Any way to reclaim U.S. state taxes on export?greenspun.com : LUSENET : Large format photography : One Thread
Sorry for a not exactly LF-related question, but I think this might be interesting for all of us foreigners buying expensive foto stuff in the U.S. from time to time...
Has anybody succeeded in reclaiming the state tax on the goods you purchased and exported from the U.S.?
Here in Germany, this is no problem (although it involves quite a bit of bureaucratic overhead), but a friend of mine has been told (in stores in N.Y.C.) that it is impossible to reclaim U.S. state taxes, regardless of wether you are a non U.S. resident and the products purchased will be exported.
-- Stefan Dalibor (email@example.com), November 24, 2000
I too live in Germany, and when making purchases in the US, via Internet or telephone or in person, if the goods are being SHIPPED out of the State in which they were bought, and Germany is certainly to be considered, "out of State", no State sales tax will be charged. This goes for items purchased, for example in Ohio and shipped to another State like Indiana, again, no State sales tax will be charged.
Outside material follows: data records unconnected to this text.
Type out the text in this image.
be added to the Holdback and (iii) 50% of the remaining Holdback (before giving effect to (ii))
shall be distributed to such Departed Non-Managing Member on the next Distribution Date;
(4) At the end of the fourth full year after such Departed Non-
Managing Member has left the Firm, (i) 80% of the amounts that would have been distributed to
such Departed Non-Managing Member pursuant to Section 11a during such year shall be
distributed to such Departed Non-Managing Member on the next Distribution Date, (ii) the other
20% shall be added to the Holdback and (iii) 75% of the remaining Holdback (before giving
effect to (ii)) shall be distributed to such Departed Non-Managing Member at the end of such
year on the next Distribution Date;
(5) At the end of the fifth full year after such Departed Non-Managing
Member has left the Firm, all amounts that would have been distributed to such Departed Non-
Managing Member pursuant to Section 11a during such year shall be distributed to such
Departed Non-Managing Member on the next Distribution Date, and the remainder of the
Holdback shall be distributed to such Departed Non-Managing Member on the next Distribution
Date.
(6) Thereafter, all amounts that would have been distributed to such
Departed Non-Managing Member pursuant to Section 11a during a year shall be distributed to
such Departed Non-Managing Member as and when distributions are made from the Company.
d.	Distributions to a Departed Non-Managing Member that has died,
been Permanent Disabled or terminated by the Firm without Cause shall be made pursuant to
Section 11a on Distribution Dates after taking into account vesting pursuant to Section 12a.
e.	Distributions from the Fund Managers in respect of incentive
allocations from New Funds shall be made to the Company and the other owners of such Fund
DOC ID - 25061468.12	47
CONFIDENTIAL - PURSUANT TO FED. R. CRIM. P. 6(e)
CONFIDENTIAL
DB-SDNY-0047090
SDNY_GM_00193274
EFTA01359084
You might even find a Salesperson willing to ship an empty box, so that you can take the item with you, and still save on the tax, but I think this scheme has been used so often that they are becoming reluctant to play along anymore.
-- William Levitt (firstname.lastname@example.org), November 24, 2000.
Note that if the merchant has a presence in the state you're having items shipped to, you will still be charged sales tax. For example, since Calumet opened retail outlets in California, items shipped by mail from Illinois to California are subject to California sales tax. Even when the merchant has only a wharehouse or, in the case of Light Impressions (if I remember correctly) a phone order center, the tax will still be added.
-- Sal Santamaura (email@example.com), November 24, 2000.
Although not directly on point, be aware that many states have "use" or privilege taxes that require you to pay a tax equivalent to their prevailing sales tax on items that are purchased out of state. Most people don't bother, of course, but some states have been aggressive in pursuing this and if you're one of the unlucky ones, you may find yourself receiving an unexpected tax bill in the mail someday.